AT_agc076_d [AGC076D] Stochastic Dominance

Let $ L=10^8 $ . You are given an integer $ N $ and a non-negative integer sequence $ A=(A_1,A_2,\cdots,A_M) $ of length $ M $ ( $ 0 \leq A_i < L $ ). For each $ k=1,2,\cdots,N $ , solve the following problem: There are $ k $ red balls numbered from $ 1 $ to $ k $ and $ k $ blue balls numbered from $ 1 $ to $ k $ . Now, you will write a real number on each ball in the following way. Here, all random choices are independent. - For each $ 1 \leq i \leq k $ , the number written on red ball $ i $ is $ L \times (i-1)+A_{j_i} $ . Here, $ j_i $ is an integer chosen uniformly at random from the range between $ 1 $ and $ M $ (inclusive). - For each $ 1 \leq i \leq k $ , the number written on blue ball $ i $ is a **real number** chosen uniformly at random from the range $ [0,k \times L) $ . Find the probability, modulo $ 998244353 $ , that the following condition is satisfied after writing numbers on all balls. - For any real number $ x $ ( $ 0 \leq x \leq k \times L $ ), "the number of red balls with a number written that is at most $ x $ " $ \geq $ "the number of blue balls with a number written that is at most $ x $ ". Definition of probability modulo $ 998244353 $ It can be proved that the desired probability is always a rational number. Also, under the constraints of this problem, it can be proved that if the desired rational number is represented as an irreducible fraction $ \frac{P}{Q} $ , then $ Q \neq 0 \pmod{998244353} $ . Therefore, there uniquely exists an integer $ R $ satisfying $ R \times Q \equiv P \pmod{998244353}, 0 \leq R \lt 998244353 $ . Output this $ R $ .

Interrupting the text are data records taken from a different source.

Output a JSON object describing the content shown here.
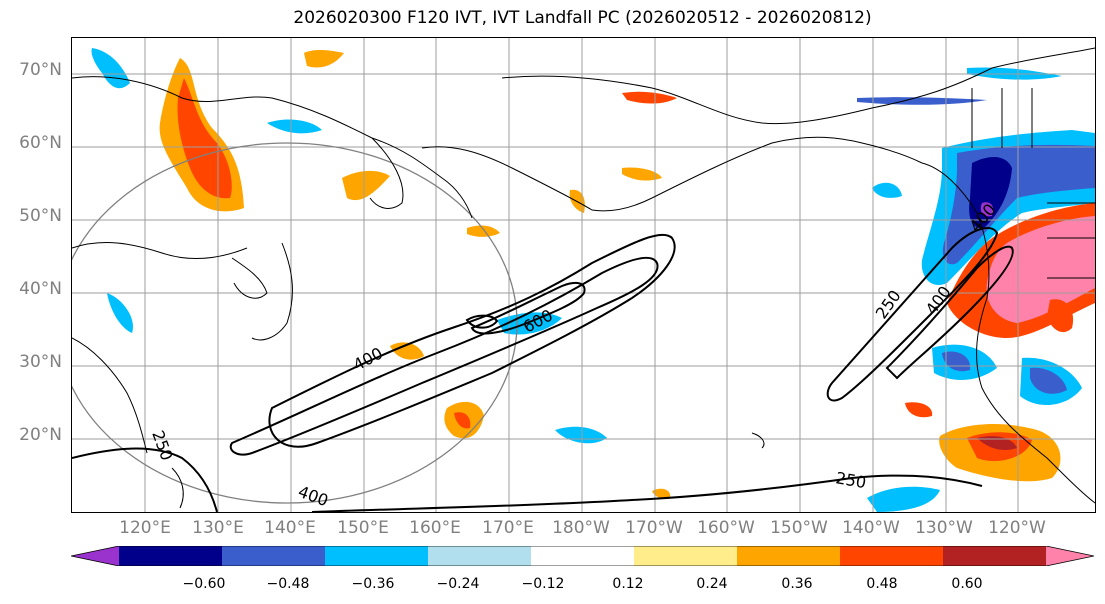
{
  "title": "2026020300 F120 IVT, IVT Landfall PC (2026020512 - 2026020812)",
  "lat_labels": [
    "70°N",
    "60°N",
    "50°N",
    "40°N",
    "30°N",
    "20°N"
  ],
  "lon_labels": [
    "120°E",
    "130°E",
    "140°E",
    "150°E",
    "160°E",
    "170°E",
    "180°W",
    "170°W",
    "160°W",
    "150°W",
    "140°W",
    "130°W",
    "120°W"
  ],
  "contour_labels": [
    "400",
    "600",
    "400",
    "250",
    "250",
    "400",
    "250",
    "400"
  ],
  "colorbar": {
    "ticks": [
      "−0.60",
      "−0.48",
      "−0.36",
      "−0.24",
      "−0.12",
      "0.12",
      "0.24",
      "0.36",
      "0.48",
      "0.60"
    ],
    "colors": [
      "#9a32cd",
      "#00008b",
      "#3a5fcd",
      "#00bfff",
      "#b2dfee",
      "#ffffff",
      "#ffec8b",
      "#ffa500",
      "#ff4500",
      "#b22222",
      "#ff82ab"
    ]
  },
  "colors": {
    "purple": "#9a32cd",
    "navy": "#00008b",
    "royal": "#3a5fcd",
    "sky": "#00bfff",
    "pale_blue": "#b2dfee",
    "yellow": "#ffec8b",
    "orange": "#ffa500",
    "red_orange": "#ff4500",
    "firebrick": "#b22222",
    "pink": "#ff82ab"
  }
}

The input is given from Standard Input in the following format: > $ N $ $ M $ $ A_1 $ $ A_2 $ $ \cdots $ $ A_M $

Output $ N $ lines. The $ i $ -th line should contain the answer for $ k=i $ .

### Sample Explanation 1 - $ k=1 $ : The probability of satisfying the condition is $ 1/2 $ . - $ k=2 $ : The probability of satisfying the condition is $ 5/16 $ . ### Constraints - $ 1 \leq N \leq 250000 $ - $ 1 \leq M \leq 250000 $ - $ 0 \leq A_i < L=10^8 $ - All input values are integers.